モトGPの安全責任者フランコ・ウンチーニが、最新の2輪レース安全対策の状況について答えていました。
『モトGP:FIMセーフティーオフィサー、フランコ・ウンチーニへインタビュー』
★フランコ・ウンチーニ(FIMセーフティーオフィサー/モトGPの安全責任者。右はロリス・カピロッシ)
1982年世界選手権500ccクラスのチャンピオン。1983年、アッセンサーキットで起きた悲惨な事故の犠牲者でもある([下記ビデオ]スリップ転倒した直後にコースから出ようといていたところ、後続のワイン・ガードナーのマシンにヘルメットを直撃され意識不明となる。その後、回復)。1993年からモトGPの安全責任者を務めている。
★フランコ・ウンチーニ・インタビュー
【先のWSSモスクワ戦レース中にアンドレア・アントネッリ選手が亡くなった件について…】
「多くを語る事は出来ません…私がその場に居合わせなかったのでね。サーキット内の各画像…HDのね…それは見れず、インターネットで映像を幾つか見つけられただけです。映像が2本あって…両方見ましたが、判断が正反対に分かれるようなものですね。つまり、同件ではコメントできるようなレベルにありません。」
【全体的な安全については?】
「全体的に、ほとんどのサーキットのスタンダードな安全性は非常に高いと思います。当然、やるべき事はまだ沢山ある。安全性と言うのは、詳細に分析したり向上させるのが難しい分野なんです。最高のレベルに達したと思っても、必ず他にやらねばならないステップがあるんですよ。幸い、細かい部分まで到達はしています。当然、予測できないファクターもありますが。
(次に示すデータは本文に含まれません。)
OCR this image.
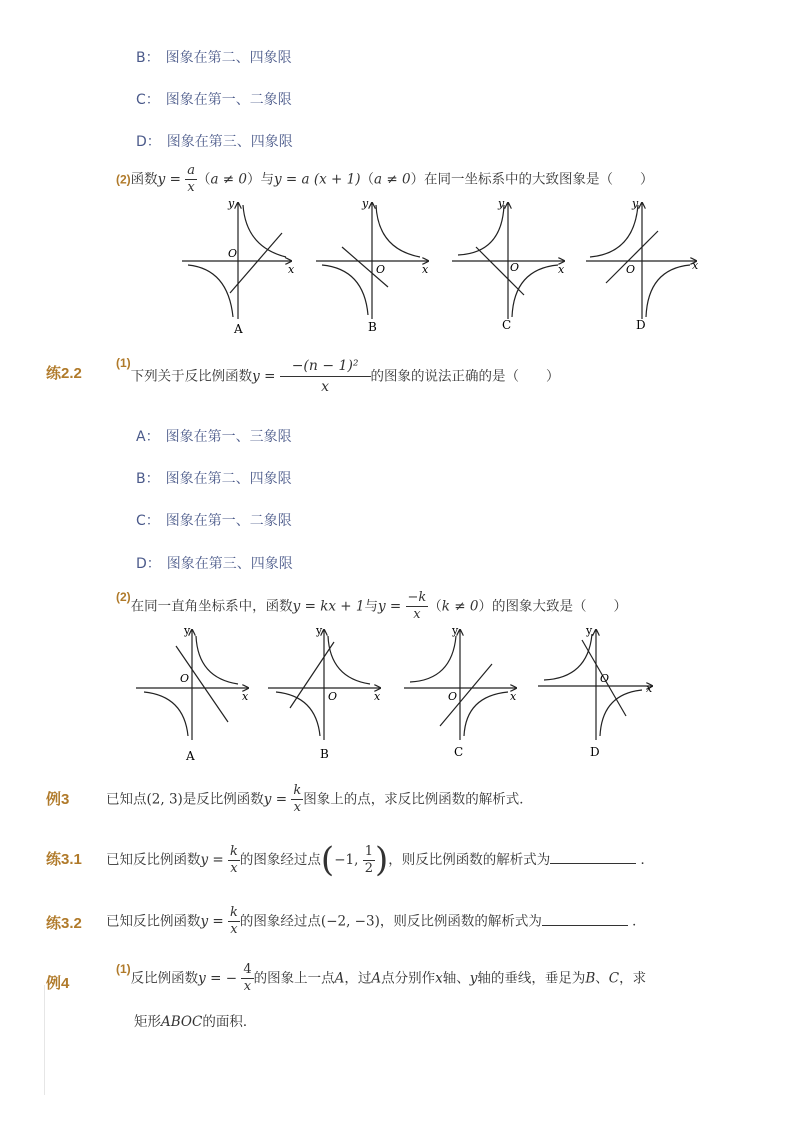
B： 图象在第二、四象限
C： 图象在第一、二象限
D： 图象在第三、四象限
(2)函数$y = \frac{a}{x} (a \ne 0)$与y = a (x + 1)（a ≠ 0）在同一坐标系中的大致图象是（　　）
y
x
O
A
y
x
O
B
y
x
O
C
y
x
O
D
练2.2
(1)下列关于反比例函数$y = \frac{\text{−(n − 1)²}}{x}$ 的图象的说法正确的是（　　）
A： 图象在第一、三象限
B： 图象在第二、四象限
C： 图象在第一、二象限
D： 图象在第三、四象限
(2)在同一直角坐标系中，函数y = kx + 1与$y = \frac{-k}{x} (k \ne 0)$的图象大致是（　　）
y
x
O
A
y
x
O
B
y
x
O
C
y
x
O
D
例3	已知点(2, 3)是反比例函数$y = \frac{k}{x}$ 图象上的点，求反比例函数的解析式．
练3.1 已知反比例函数$y = \frac{k}{x}$ 的图象经过点(−1, $\frac{1}{2}$ )，则反比例函数的解析式为	．
练3.2 已知反比例函数$y = \frac{k}{x}$ 的图象经过点(−2, −3)，则反比例函数的解析式为	．
例4
(1)反比例函数y = − $\frac{4}{x}$ 的图象上一点A，过A点分别作x轴、y轴的垂线，垂足为B、C，求
矩形ABOC的面积．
モスクワのアンドレア・アントネッリの事故は…マルコ・シモンチェッリやショーヤ・トミザワらの事故と同様に、抗う事など出来ないエネルギーについての話になります。38トンと言う数字が取り沙汰されているが…私が正確に挙げられる数字はクラッシュテストで使用されているものです。知っている人は少ないでしょうが、各サーキット内全てに様々なプロテクションがあり、何年も前から安全面の一部を担ってます…15種類はあるでしょうか…このプロテクションは全てホモロゲーション認定がされてます。つまり、ラボラトリー・テストが為されているのです。一般基準では重量80kgを時速100kmで放ちます。これは3.2トンのエネルギーを持つと言う事なんですよ! つまり、ツナギとヘルメットを装着した生身の体が100km/hの生み出すエネルギーが何が意味するかを想像してみて下さい。この力に抗うなんて出来ないんです。」
【首のプロテクションについて議論された事があったが、そのデータからすると不可能…】
「当然、時速100kmではなく時速15kmで移動しているなら、もっと出来る事はあるでしょう。興味深いデータを挙げましょう。静止しいる障害物に向って身体が時速60kmで放たれたなら、0.02秒の減速で確実に死に至るのか?これですよ…我々が何を相手に戦っているのかが、これで分かりますね。ライダー達が装備しているプロテクション…特にヘルメットは減速時間をを引き延ばしはするが、最良の解決法はエスケープゾーンを広げる事なんですよ。
この点については、ほぼ全サーキットを完璧にしましたが、改良が困難なのは…今、言ったように、ライダーがマシンに衝突し…前述のエネルギーが放たれるようなケースです。」
【ホルヘ・ロレンソとダニ・ペドロサが負傷した身でラグーナ・セカに参戦していたが…】
「彼らにはね、リザルトが物を言うんですよ。モトGPでは、体調が悪ければ5位や6位の結果は出せませんよ。当然、100%ではなかったが、モトGPでラグーナ・セカを走り、あのリザルトを持ち帰ったって事は、走れてたってことですよ。完全に走れる状態だったかどうかはコークスクリューを走れてたって事で充分わかるでしょう…健康な状態でも難所なんですからね。」
(Source:2013年07月25日 Motograndprix 記事より抜粋)
いつも楽しみにしています!
ウンチーニ氏が500ccのチャンピオンを取ったのは82年です。
85年はスペンサー氏のダブルチャンプの年です。(ヤマハファンとしては腹ワタ煮えくりかえりましたが・・・(笑))
ウンチーニは1982年のチャンピオン。
1985年は、スペンサー(2度目)で、250ccとのダブルタイトル。
上記アクシデントは、1983年で、確かガードナーの500cc初レースだった。
blueiderさん、にゃんこたぁ提督さん、イタたわGPをいつも拝見いただき、ありがとうございます。
皆様のご指摘の通り、記述が間違っていましたので訂正いたしました。
今後とも宜しくお願いいたします。